Six years after a construction project gone awry saw the disappearance of Santa Barbara High School’s kitchen, a new one is on its way. The $5 million project to implement a production kitchen capable of serving 4,000 mouths began with the gutting of the former kitchen July 1, and is set to complete by July 2012.

Nancy Weiss, director of the school districts’ Department of Nutrition Services, is thrilled about the project, which she said is an improvement over the remodeling project that failed six years ago. “Six years ago they went to remodel, but they ran out of money. They were going to make the kitchen at Santa Barbara High a central kitchen, and close down all the others,” said Weiss. “Now they’re not going to.” This would have meant that Santa Barbara High’s kitchen produced food for all campuses in the district, reducing freshness and increasing costs of moving meals around.

“The design was for one huge kitchen,” said Weiss, who was instrumental (but not alone) in convincing the school board to scale down the design and put in its own, regular production kitchen, including a proper dining room. “Each campus deserves its own kitchen,” she said.

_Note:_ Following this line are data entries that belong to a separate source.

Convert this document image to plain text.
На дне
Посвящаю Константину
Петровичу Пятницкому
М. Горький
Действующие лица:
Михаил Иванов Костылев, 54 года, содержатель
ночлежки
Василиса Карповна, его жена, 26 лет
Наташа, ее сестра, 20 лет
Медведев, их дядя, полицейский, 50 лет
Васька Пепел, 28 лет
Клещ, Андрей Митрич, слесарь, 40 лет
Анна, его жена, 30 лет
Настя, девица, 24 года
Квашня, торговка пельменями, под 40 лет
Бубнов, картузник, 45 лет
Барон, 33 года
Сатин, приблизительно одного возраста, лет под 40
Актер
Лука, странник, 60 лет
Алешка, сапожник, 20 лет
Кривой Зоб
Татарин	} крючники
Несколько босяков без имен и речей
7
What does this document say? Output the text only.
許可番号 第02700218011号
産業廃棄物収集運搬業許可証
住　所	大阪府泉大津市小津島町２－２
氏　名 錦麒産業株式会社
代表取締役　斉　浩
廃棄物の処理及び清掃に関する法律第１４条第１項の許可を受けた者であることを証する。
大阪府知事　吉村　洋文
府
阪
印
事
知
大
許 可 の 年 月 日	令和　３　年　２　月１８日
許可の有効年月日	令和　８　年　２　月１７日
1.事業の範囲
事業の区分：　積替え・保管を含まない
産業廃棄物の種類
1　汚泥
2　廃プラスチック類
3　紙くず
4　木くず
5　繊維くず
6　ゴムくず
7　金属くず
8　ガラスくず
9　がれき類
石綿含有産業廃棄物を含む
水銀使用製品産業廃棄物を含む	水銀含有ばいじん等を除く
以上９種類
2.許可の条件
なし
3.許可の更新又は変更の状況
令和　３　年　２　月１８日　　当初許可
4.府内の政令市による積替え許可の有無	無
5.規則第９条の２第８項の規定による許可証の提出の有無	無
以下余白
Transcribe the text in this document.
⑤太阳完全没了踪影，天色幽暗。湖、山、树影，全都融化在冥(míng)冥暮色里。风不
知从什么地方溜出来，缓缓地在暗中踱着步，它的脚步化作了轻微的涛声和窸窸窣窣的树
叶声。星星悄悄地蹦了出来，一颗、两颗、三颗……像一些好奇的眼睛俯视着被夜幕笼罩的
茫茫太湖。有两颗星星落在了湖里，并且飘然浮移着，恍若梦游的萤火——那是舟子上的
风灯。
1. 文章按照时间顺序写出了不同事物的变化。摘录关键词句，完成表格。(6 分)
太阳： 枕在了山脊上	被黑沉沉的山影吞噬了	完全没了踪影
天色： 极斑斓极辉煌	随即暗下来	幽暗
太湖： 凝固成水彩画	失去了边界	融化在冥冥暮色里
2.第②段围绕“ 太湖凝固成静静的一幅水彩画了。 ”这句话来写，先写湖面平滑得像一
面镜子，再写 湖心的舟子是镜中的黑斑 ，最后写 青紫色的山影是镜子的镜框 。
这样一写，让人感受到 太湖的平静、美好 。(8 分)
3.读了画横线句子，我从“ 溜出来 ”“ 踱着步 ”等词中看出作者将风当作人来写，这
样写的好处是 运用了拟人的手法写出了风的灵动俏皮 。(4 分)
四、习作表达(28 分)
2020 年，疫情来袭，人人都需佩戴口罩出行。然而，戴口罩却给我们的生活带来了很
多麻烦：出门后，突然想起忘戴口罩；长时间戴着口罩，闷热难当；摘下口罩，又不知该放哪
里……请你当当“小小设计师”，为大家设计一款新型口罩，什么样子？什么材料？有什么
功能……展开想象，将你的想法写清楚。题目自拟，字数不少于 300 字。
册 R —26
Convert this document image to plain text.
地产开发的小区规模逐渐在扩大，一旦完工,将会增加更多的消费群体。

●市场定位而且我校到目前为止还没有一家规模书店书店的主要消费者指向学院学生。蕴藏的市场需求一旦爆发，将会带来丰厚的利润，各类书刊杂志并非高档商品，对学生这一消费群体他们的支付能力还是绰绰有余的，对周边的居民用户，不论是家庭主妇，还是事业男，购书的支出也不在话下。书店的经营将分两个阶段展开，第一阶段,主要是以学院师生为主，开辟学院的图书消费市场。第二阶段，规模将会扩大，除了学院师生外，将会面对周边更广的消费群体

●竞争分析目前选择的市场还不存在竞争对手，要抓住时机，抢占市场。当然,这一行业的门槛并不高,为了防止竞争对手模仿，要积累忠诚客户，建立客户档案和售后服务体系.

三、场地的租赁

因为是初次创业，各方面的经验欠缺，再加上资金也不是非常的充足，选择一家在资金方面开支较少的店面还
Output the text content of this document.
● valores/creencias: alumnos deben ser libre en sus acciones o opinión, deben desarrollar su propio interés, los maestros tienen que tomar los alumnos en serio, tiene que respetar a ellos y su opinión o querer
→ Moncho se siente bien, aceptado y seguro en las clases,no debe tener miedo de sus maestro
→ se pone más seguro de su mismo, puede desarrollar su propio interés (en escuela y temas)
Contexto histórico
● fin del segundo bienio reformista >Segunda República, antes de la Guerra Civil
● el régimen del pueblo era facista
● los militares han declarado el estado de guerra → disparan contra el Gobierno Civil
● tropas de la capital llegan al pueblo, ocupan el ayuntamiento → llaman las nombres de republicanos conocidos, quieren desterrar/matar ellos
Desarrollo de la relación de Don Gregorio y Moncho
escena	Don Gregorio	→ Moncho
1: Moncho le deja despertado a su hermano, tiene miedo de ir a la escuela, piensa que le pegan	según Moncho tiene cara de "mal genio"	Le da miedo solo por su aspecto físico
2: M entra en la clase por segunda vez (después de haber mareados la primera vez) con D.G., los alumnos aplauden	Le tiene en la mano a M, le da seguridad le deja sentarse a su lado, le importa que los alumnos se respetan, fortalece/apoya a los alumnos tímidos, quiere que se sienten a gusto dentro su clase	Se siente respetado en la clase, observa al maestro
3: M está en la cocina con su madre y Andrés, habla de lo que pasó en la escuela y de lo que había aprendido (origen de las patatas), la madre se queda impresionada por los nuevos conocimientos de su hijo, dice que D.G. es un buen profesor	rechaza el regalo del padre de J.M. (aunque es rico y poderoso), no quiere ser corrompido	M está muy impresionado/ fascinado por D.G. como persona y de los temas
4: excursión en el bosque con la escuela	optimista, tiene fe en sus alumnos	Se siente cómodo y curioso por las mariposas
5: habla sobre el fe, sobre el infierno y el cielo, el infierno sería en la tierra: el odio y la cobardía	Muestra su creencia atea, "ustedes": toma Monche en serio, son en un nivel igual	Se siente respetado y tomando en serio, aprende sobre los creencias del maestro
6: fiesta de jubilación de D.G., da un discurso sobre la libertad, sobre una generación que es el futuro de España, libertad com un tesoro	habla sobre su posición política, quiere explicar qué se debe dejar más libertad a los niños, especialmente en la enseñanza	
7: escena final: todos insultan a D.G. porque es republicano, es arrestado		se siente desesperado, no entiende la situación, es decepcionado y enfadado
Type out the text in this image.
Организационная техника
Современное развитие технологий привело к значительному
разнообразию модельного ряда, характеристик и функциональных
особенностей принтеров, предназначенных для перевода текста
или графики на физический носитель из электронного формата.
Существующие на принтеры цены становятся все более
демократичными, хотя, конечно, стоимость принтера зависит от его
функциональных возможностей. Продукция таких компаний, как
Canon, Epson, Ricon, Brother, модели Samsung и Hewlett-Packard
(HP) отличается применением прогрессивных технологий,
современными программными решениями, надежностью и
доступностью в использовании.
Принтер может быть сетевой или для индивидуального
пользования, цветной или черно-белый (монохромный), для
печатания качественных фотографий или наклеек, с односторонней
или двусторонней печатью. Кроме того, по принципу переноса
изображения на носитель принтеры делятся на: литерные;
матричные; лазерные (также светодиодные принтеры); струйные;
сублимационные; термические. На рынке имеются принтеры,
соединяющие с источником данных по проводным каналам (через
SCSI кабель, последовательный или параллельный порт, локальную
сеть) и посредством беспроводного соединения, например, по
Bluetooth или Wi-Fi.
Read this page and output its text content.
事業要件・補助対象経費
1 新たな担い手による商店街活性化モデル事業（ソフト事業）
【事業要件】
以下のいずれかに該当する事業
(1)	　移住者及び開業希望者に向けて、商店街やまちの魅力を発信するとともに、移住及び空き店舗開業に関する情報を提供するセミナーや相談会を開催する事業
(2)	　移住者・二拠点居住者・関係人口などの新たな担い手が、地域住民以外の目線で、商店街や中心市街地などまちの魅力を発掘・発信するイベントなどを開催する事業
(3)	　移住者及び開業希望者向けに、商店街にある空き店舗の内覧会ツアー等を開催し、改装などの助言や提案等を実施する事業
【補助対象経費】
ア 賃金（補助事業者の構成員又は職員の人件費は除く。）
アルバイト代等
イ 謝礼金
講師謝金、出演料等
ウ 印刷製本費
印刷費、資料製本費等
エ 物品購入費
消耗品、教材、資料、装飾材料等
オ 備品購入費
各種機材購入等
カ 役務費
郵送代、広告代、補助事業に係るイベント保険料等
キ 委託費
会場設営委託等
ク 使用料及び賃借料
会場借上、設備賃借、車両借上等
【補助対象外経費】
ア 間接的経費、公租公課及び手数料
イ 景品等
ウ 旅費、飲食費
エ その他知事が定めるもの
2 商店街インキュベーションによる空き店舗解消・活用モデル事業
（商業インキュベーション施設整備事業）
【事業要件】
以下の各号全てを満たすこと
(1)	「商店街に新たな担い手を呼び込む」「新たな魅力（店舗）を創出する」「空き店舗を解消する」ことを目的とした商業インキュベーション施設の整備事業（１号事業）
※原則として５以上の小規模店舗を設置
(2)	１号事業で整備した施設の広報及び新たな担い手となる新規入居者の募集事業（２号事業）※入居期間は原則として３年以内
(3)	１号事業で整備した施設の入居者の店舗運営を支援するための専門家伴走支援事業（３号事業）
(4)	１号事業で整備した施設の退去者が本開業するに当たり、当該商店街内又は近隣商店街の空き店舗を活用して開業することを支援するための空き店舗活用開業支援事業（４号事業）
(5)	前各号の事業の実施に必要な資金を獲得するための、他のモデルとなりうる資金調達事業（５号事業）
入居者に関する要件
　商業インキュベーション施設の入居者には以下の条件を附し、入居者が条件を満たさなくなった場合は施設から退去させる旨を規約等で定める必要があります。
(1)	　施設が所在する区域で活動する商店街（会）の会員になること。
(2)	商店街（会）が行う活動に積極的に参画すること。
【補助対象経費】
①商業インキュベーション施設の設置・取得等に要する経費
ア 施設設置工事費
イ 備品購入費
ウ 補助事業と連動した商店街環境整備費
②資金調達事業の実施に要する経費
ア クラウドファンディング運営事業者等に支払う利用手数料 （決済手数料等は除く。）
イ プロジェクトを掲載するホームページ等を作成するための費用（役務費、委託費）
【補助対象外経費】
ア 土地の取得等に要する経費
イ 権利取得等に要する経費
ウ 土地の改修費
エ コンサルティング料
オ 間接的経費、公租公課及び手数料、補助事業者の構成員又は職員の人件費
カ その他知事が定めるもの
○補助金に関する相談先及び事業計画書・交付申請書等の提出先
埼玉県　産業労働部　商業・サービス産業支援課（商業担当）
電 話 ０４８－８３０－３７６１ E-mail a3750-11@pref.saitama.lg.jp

One leap to be facilitated by the kitchen will be Santa Barbara High’s ability to participate in the National School Lunch Program, which provides low cost or free school lunch to qualified students through federal subsidies. But the program can’t function without a kitchen. “Low-income kids will be able to get a good lunch again,” said Weiss. “It’s the students’ right to have a lunch program.”

Included in the project is implementation of a culinary academy that will enroll 16 students per period, “so that kids can learn the trade while in high school,” said Weiss. It will give Santa Barbara High students with aspirations to attend culinary school or enter the restaurant business post-high school experience with food handling, preparation, and safety.

The new kitchen is also a step toward closing the Santa Barbara High School campus during the lunch period. This, according to Weiss, will help attendance rates and improve nutrition across the board. “When kids go off campus for lunch, it encourages truancy and cutting class,” she said. With the new production kitchen capable of serving 4,000 students, Santa Barbara High’s 2,200 to 2,300 students will have plenty of fuel at their fingertips.

“We’ll have fresh salad bars, fresh pasta, awesome burgers,” food that will help students’ mental endurance more so than, say, a slice of pizza, insisted Weiss, who makes a habit of obtaining ingredients from area sources like organic farms.

The completion of the kitchen, said Weiss, will not mean the end of the Mobile Café. According to Weiss, the three Mobile Cafés that serve each of Santa Barbara School Districts’ high schools, “will continue to supplement everything we do.”

When complete, Santa Barbara High School’s kitchen will be the districts’ biggest; in addition to the coming culinary academy, it will also house the districts’ catering kitchen.

“The new kitchen will enhance the interaction and interplay of community and food on campus,” said Weiss. “It will be a wonderful community celebration when complete.”